Nature's fury - over 400 dead in Brazil floods

Scenes of horror unfolded near Rio, after torrents of mud and water swept down crowded hillsides killing more than 430 people in Brazil''s worst natural disaster in decades. At least 432 people have died, according to local officials and media in the worst affected towns of Novo Friburgo, Teresopolis and Petropolis.
Walls of thick, muddy gunge cascaded past apartment blocks in several towns, flowing into single-story homes and overturning cars as they surged down the hills sweeping along everything in their path.

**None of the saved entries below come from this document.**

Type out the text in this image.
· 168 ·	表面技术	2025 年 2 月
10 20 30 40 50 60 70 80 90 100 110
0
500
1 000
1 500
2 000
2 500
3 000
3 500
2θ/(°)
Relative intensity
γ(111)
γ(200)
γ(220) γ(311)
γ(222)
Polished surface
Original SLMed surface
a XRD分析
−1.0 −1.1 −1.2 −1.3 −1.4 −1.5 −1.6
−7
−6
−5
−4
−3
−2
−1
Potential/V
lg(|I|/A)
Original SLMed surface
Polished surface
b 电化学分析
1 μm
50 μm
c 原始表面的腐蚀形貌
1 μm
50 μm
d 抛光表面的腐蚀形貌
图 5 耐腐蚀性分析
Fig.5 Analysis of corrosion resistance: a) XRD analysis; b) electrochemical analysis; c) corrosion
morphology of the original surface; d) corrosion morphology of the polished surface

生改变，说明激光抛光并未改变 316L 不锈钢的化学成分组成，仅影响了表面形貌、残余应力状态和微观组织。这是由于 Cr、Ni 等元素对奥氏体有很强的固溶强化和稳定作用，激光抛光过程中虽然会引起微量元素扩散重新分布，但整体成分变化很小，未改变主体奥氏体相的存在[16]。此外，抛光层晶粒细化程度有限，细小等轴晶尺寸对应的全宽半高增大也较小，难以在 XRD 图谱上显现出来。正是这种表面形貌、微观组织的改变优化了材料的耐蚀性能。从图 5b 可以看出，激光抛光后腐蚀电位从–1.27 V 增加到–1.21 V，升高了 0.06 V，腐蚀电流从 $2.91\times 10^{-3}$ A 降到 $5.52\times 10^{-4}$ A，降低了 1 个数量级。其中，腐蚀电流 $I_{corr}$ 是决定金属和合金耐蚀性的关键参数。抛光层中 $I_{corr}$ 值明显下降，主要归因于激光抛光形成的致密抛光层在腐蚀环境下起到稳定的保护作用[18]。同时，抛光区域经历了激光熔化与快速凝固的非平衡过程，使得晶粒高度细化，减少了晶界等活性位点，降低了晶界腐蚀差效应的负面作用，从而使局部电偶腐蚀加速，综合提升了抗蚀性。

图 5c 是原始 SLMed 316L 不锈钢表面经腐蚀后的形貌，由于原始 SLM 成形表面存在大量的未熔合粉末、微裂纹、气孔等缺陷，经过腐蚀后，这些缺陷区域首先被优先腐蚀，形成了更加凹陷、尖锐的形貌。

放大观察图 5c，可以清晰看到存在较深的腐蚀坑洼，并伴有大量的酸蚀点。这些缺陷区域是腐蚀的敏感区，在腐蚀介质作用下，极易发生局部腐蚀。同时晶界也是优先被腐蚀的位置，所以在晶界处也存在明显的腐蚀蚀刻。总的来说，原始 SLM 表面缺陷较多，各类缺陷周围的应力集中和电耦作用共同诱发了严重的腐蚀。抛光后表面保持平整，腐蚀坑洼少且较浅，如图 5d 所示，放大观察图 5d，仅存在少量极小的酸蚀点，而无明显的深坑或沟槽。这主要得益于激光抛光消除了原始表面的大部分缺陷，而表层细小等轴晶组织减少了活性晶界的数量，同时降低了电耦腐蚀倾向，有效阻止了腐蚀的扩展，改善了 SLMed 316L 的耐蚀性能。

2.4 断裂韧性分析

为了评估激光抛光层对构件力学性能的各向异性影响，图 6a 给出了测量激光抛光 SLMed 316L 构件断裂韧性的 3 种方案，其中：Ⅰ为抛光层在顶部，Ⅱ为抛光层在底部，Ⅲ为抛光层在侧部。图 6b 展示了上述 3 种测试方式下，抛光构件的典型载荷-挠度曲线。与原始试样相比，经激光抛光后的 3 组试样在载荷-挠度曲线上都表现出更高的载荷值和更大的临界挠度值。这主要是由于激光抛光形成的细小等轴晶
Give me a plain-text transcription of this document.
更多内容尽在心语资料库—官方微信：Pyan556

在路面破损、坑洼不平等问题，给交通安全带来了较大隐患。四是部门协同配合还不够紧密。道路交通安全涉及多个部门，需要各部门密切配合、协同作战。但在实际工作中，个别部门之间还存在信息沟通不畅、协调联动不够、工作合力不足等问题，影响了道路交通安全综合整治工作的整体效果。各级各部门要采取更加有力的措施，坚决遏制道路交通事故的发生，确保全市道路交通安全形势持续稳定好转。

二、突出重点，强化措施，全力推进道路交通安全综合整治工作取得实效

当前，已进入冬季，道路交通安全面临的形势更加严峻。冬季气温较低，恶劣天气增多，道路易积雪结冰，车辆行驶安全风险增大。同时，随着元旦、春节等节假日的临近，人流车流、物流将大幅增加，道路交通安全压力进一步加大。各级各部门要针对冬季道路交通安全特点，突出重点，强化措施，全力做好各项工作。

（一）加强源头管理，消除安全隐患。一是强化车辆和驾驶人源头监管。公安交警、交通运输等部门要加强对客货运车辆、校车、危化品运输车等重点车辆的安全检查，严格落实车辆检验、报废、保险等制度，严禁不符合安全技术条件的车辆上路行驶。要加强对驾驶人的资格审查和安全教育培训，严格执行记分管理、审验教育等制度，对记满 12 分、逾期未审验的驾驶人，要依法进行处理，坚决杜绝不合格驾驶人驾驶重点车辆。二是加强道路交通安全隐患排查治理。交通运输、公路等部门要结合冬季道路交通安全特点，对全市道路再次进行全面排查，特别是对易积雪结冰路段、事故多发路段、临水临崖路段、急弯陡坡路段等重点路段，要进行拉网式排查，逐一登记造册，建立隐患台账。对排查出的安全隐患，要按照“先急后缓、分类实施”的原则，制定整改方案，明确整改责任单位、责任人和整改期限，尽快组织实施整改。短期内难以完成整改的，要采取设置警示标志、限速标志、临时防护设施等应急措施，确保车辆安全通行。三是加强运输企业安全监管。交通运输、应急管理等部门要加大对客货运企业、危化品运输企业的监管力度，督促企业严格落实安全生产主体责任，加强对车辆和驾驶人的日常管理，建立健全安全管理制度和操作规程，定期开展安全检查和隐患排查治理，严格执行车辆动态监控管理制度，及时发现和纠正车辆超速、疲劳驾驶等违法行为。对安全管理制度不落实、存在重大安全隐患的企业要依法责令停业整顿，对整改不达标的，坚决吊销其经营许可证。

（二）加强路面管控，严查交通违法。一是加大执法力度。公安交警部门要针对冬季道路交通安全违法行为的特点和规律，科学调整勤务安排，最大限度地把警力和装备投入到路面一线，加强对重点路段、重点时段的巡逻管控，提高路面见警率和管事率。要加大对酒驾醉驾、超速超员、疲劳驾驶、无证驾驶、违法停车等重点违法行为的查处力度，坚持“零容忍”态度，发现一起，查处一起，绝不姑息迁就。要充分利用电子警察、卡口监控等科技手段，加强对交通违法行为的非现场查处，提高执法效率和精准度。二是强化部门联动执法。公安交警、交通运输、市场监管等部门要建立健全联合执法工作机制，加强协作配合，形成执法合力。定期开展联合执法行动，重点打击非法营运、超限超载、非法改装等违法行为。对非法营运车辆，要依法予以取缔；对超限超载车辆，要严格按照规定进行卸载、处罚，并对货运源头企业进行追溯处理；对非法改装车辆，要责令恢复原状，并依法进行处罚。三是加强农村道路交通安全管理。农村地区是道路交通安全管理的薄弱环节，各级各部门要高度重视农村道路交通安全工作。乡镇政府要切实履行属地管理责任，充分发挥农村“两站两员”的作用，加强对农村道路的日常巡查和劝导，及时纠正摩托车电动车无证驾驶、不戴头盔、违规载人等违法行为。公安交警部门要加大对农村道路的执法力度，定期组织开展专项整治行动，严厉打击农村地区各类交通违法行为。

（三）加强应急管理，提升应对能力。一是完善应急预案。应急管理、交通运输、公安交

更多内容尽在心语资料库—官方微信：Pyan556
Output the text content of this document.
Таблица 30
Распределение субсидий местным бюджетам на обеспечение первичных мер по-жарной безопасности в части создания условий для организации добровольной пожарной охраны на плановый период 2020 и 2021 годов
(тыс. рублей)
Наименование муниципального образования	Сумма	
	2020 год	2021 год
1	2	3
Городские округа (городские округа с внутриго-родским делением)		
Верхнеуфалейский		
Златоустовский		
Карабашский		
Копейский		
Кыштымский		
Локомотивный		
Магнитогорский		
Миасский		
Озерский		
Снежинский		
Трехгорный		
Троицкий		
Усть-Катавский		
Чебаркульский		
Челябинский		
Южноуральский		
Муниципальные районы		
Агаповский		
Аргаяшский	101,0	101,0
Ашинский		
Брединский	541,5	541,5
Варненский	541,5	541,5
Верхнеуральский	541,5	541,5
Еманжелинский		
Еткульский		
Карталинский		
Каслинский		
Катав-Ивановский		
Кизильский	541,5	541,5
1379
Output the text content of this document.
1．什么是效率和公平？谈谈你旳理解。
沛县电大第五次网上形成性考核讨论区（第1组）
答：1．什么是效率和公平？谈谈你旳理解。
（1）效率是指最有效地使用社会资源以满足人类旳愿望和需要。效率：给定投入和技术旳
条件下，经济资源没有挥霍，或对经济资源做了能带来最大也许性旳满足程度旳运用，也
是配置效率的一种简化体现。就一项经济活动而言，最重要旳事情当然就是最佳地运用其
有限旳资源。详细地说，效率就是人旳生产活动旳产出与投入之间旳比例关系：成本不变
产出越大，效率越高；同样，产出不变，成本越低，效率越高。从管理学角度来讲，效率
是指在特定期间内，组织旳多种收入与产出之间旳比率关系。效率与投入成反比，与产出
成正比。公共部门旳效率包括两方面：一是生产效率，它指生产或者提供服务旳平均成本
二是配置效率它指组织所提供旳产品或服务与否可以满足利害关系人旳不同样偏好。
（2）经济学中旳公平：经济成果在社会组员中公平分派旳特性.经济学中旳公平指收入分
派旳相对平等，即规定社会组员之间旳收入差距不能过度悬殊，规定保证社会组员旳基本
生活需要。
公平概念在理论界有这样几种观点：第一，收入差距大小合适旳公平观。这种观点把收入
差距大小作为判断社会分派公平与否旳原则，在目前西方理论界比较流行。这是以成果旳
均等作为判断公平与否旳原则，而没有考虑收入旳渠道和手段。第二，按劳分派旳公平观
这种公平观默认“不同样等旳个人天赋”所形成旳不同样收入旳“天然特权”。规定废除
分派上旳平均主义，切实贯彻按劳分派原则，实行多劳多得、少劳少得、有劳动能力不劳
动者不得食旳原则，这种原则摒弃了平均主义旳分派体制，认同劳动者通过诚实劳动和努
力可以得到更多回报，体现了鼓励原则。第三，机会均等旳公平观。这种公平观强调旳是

"I thought I was going to die," said Ilair Pereira de Souza, a 53-year-old woman who had a miraculous escape when neighbours on a nearby balcony threw her a rope. "Help me, help me," she pleaded, in scenes replayed throughout the day on Brazilian television.
She grabbed for the rope, and disappeared underneath the muddy waters, before reappearing, clinging to the slim lifeline, but without her dog Beethoven, which she had been clutching in her arms. "If I had tried to save him, I would have died. The poor thing. He stayed for a moment looking me in the eyes, and then he was swept away."
Freakish storms early Wednesday in the mountainous area just north of Rio de Janeiro dumped the equivalent of a month''s rain in just a few hours, sending mudslides slicing through towns and hamlets, destroying homes, roads and bridges and knocking out telephone and power lines.
President Dilma Rousseff, clad in black rubber boots, walked the mud-covered cobblestone streets of Novo Friburgo, where 201 deaths were recorded, took a helicopter tour of the disaster zone and pledged "strong action" by the government.
The death toll was expected to rise further as rescuers arrived in remote hamlets, many cut off to all but helicopter access.
"One woman tried to save her children, but her two-month-old baby was carried away by a torrent like a doll," sobbed Angela, a 55-year-old resident of Teresopolis.
Tropical rains, common at this time of year, intensified as a cold front moved in, unleashing the tragedy before dawn, while families slept. "In eight hours... it rained as much as for the entire month," said Paulo Canedo, a hydrologist at the Federal University of Rio de Janeiro.
The deluge "caused avalanches of rocks and soil that carried everything down with them, picking up houses," he said. As weather forecasters warned of more rain in the hours and days ahead, rescuers aided by desperate residents clawed through rubble and mud looking for survivors or bodies.